When the inflation target is credible, bond investors typically demand a smaller premium to compensate for the risk that inflation will erode their returns. This means lower yields on longer-term Government of Canada bonds, which serve as a benchmark for fixed-rate mortgages and other multi-year loans. So even as the Bank of Canada adjusts its overnight policy rate to manage economic cycles, a clear and credible 2% target helps keep longer-term borrowing costs in check.
For investors in real estate, utilities, or consumer staples, the stability of the inflation target can affect everything from mortgage rates to corporate borrowing costs. A well-anchored target reduces uncertainty, making it easier for businesses to plan capital expenditures and for households to budget.

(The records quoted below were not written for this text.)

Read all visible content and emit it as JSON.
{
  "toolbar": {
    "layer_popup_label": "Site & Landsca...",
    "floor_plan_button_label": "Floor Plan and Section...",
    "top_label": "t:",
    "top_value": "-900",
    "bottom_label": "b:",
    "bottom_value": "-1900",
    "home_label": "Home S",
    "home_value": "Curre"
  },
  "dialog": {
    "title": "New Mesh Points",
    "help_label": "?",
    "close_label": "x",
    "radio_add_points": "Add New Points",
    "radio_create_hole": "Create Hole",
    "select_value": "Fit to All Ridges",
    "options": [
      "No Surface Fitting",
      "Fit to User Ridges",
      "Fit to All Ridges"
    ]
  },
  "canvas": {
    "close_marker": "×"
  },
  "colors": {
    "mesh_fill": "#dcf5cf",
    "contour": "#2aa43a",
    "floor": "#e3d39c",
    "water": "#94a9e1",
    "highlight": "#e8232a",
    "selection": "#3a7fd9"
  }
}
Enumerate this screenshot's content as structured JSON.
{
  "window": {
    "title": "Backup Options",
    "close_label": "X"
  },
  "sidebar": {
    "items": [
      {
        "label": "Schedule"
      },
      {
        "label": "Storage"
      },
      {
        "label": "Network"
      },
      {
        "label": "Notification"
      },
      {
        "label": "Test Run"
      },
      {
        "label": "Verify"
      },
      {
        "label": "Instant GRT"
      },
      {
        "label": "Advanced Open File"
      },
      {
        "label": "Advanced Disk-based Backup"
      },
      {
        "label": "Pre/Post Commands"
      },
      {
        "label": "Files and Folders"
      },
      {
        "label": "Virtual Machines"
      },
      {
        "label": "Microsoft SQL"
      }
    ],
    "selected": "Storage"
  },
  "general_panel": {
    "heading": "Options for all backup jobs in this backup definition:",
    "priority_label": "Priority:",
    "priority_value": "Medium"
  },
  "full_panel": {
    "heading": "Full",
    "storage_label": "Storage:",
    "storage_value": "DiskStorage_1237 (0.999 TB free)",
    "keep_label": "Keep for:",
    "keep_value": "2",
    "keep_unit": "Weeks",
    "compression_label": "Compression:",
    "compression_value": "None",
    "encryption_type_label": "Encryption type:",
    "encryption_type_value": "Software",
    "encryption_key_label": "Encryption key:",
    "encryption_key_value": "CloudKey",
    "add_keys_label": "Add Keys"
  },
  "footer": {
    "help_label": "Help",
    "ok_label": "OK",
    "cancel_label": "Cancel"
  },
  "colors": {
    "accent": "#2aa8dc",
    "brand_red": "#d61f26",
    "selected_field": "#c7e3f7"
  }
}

The consultation also touched on how housing costs are measured in inflation data. Participants noted that rising shelter costs can muddy the picture, making it harder for the public to see whether the central bank is meeting its target. This is a particular concern in Canada, where housing affordability has become a major political and economic issue.
What Comes Next
The Bank of Canada will use the consultation feedback, along with internal analysis, to finalize its proposal for the renewed framework. The updated agreement is expected to be announced by the end of 2025, ahead of the 2026 start date.
Investors should watch for any changes to how the Bank of Canada defines or communicates its target. While the 2% goal appears secure, the central bank may adopt new tools or language to address the concerns raised in the consultation, particularly around housing costs and supply shocks.
For now, the message from Canadians is clear: keep the target, but make the conversation easier to follow. That could mean more frequent plain-language updates, better explanations of why inflation deviates from target, or new ways to measure underlying price pressures.
In a world where central bank communication can move markets, the Bank of Canada's willingness to listen to the public is a reminder that monetary policy doesn't happen in a vacuum. For investors, the stability of the 2% target remains a key anchor, even as the details of how it is communicated evolve.